Market regulator SEBI has conducted mystery shopping exercises to see if the entities it regulates adhere to its best practices in letter and spirit.
In 2015, MF executives say that SEBI had conducted a mystery shopping exercise by sending its representatives in the AMC Investor Awareness Program (IAPs) to find out if they were conducted in the manner specified by SEBI. In the CII MF Summit held last year, SEBI Chief U K Sinha had shared some of the results of this exercise. He had said that onsite visits by SEBI officials at 18 locations across 22 AMCs found that only 18% of the venues had genuine investors. “In 65% of the cases there was no surety whether the program would be held. In 6% of these cases they were distributor events,” Sinha had said.

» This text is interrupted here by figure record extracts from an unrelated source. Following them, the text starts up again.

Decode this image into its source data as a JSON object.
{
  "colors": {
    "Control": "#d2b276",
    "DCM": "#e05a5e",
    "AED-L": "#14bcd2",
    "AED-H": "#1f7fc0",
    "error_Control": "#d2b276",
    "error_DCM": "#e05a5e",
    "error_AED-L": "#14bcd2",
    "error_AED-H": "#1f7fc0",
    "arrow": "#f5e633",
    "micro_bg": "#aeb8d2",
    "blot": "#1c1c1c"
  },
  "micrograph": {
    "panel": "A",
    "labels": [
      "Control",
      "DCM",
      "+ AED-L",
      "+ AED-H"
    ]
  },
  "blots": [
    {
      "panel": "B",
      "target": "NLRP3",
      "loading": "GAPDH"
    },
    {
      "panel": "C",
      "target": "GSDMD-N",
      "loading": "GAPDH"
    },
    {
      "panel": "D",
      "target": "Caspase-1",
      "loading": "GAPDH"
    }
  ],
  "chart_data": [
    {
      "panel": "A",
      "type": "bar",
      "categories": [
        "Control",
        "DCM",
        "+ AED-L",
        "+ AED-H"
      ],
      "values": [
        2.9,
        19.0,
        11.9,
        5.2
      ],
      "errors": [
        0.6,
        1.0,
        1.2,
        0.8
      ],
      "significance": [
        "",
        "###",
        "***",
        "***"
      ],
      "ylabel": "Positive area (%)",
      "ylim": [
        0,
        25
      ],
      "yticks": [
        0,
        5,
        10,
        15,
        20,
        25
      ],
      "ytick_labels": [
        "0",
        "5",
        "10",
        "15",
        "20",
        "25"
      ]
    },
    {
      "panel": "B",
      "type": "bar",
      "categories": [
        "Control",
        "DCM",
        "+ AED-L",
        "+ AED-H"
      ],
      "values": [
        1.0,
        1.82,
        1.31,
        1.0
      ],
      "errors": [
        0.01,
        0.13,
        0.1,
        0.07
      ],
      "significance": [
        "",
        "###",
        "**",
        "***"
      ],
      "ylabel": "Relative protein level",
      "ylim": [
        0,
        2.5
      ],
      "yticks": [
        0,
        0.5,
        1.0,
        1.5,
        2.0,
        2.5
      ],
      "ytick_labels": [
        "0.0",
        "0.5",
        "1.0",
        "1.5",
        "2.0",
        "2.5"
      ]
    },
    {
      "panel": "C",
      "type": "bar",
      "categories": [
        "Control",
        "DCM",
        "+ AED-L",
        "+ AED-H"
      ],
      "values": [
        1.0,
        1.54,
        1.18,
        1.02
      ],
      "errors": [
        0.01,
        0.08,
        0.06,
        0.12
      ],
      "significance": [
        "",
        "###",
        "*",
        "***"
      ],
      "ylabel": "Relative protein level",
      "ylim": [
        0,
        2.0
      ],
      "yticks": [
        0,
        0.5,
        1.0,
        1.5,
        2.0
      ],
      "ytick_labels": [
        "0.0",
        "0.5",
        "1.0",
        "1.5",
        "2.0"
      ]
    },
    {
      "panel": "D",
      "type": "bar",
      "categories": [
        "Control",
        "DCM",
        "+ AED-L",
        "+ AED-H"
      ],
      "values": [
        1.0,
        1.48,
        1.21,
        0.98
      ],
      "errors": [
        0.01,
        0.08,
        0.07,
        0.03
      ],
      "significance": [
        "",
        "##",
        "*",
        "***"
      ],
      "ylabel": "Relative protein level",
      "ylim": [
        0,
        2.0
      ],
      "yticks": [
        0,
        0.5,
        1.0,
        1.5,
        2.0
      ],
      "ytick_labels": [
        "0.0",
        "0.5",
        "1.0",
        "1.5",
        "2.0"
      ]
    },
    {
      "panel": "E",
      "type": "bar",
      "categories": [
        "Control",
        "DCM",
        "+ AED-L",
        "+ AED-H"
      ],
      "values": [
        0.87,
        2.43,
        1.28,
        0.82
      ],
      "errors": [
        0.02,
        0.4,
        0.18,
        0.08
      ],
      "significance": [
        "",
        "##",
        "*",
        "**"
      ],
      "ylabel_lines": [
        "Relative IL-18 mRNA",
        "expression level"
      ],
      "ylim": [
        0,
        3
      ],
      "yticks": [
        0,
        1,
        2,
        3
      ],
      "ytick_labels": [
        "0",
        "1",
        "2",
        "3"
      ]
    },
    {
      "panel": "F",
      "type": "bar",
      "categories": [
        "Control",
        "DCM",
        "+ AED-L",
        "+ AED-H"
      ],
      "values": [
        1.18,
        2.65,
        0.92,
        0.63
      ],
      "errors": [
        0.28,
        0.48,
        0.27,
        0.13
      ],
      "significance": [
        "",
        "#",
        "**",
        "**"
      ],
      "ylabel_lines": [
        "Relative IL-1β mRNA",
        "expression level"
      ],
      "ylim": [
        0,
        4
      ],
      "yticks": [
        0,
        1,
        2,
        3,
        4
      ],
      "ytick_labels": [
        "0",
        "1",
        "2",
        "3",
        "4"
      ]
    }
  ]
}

Here is one more example of a mystery shopping organized by Monika Halan, Consulting Editor, Mint and Dr. Renuka Sane of Indian Statistical Institute - Delhi. This research was funded by NSE–IFMR Finance Foundation Financial Deepening and Household Finance Research Initiative. The research was conducted at 200 branches in Delhi across public, private and foreign banks. Here are some of the findings of this research:
- Bank managers don’t make an effort to understand the client.
- Overall, fixed deposits were the most recommended product, followed by insurance and mutual funds
- 99% of return disclosures in insurance were incorrect; 86% in mutual funds (MFs) were incorrect; and 100% of disclosures on costs on life insurance products were incorrect.
- In private sector banks with high sales incentives, the high commission product (i.e. insurance) is recommended. In public sector banks, where there are deposit mobilization targets, fixed deposits are recommended.